Such things do tend to make my heart beat a little faster, and give me frights. I am accustomed now to living alone, coping and making decisions, but in some ways it does not get easier. Self-reliance is necessary, but I often feel as though I wish there was someone to call on. And there isn't. Not for mysterious thumps and bumps, anyway. The other day when I arrived home I found a metal object, part of an unknown mechanism, inside my tiny garden. I don't know what it was part of, or how it got there, but it made me feel somewhat uneasy. At such times I feel I am not quite coping.
Today I should be at my Italian class, but I stayed home instead. The homework was difficult and I did not tackle it well, or in sufficient time to be able to muddle through, or to do what I did last week - with the excuse of having been away grandchildren minding and without computer - which was to extemporise with eloquence.

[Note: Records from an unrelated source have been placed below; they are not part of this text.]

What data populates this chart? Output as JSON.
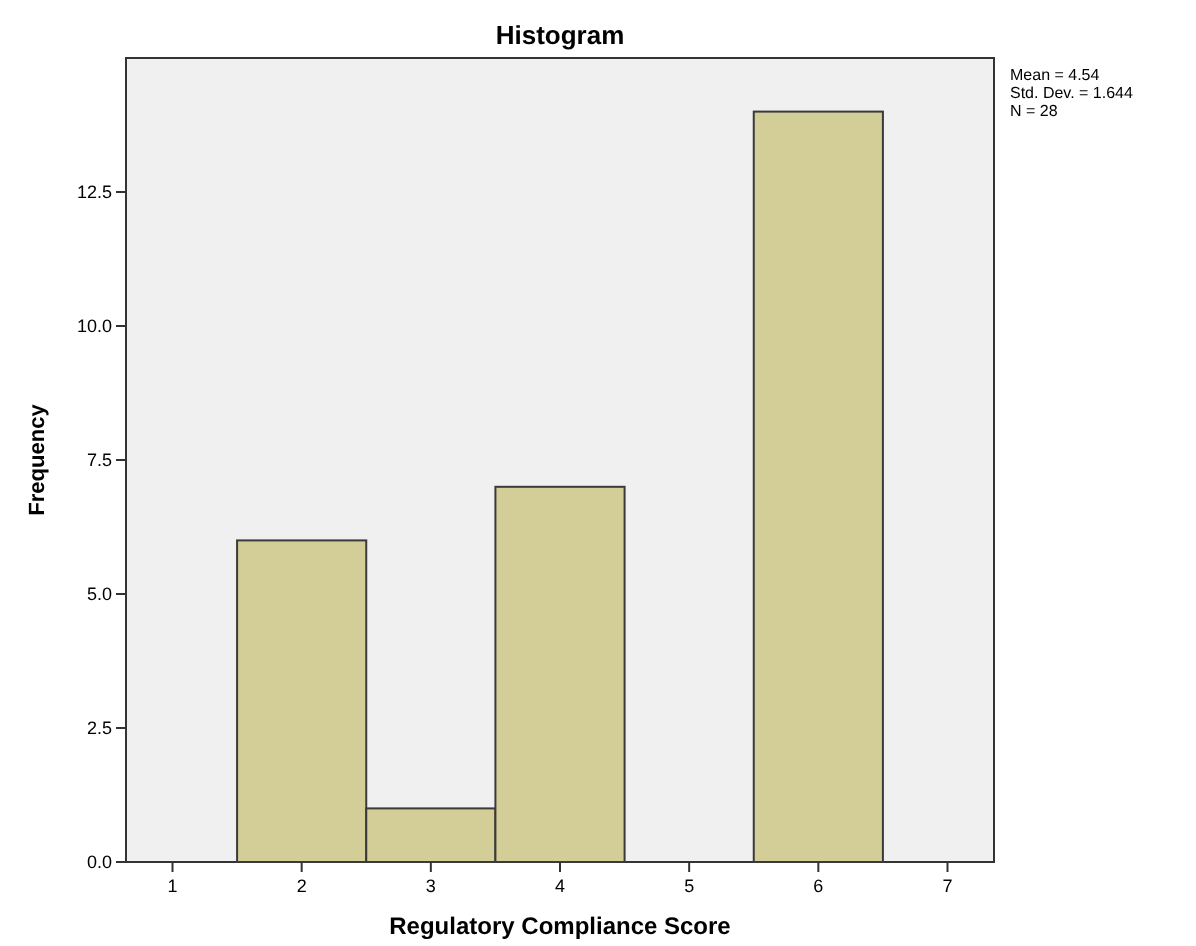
{
  "chart_data": {
    "type": "histogram",
    "title": "Histogram",
    "xlabel": "Regulatory Compliance Score",
    "ylabel": "Frequency",
    "bins": [
      1.5,
      2.5,
      3.5,
      4.5,
      5.5,
      6.5
    ],
    "values": [
      6,
      1,
      7,
      0,
      14
    ],
    "color": "#d3ce97",
    "xlim": [
      0.64,
      7.36
    ],
    "xticks": [
      1,
      2,
      3,
      4,
      5,
      6,
      7
    ],
    "ylim": [
      0,
      15
    ],
    "yticks": [
      {
        "value": 0,
        "label": "0.0"
      },
      {
        "value": 2.5,
        "label": "2.5"
      },
      {
        "value": 5,
        "label": "5.0"
      },
      {
        "value": 7.5,
        "label": "7.5"
      },
      {
        "value": 10,
        "label": "10.0"
      },
      {
        "value": 12.5,
        "label": "12.5"
      }
    ],
    "annotations": [
      "Mean = 4.54",
      "Std. Dev. = 1.644",
      "N = 28"
    ]
  }
}
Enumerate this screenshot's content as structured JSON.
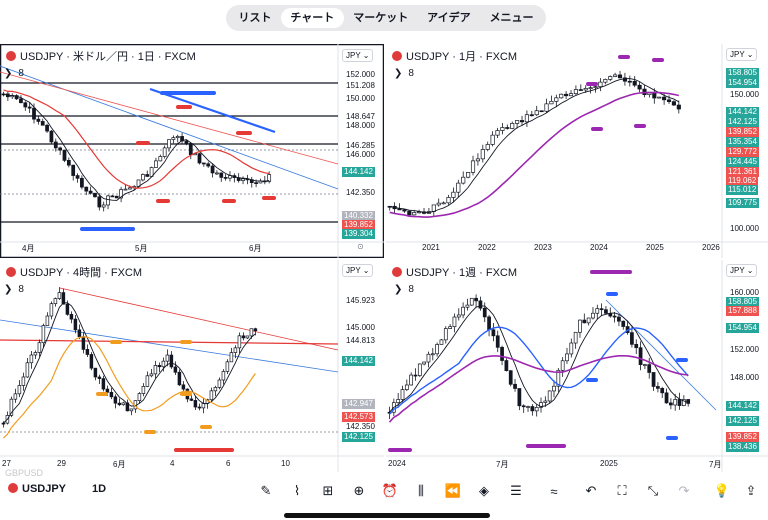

I almost wrote fluency, but, umm, that is not quite correct.
I went out to return a very overdue book to the library. I finally managed to finish it last night. It has been a quieter Thursday than usual.
However, life seldom remains quiet. There was an ALP leadership spill, provoked, apparently by Simon Crean, which resulted in the unopposed re-election of the Prime Minister and the Deputy Leader.
The vicious shark-like feeding frenzy of the press continues unabated. So much easier to whip up leadership stories, or public opinion polls day after day, instead of telling us, the mug public, about what legislation has been passed by the Parliament, and what programs are being implemented. I despair, I really do.
Perhaps the thump on the roof was a portent.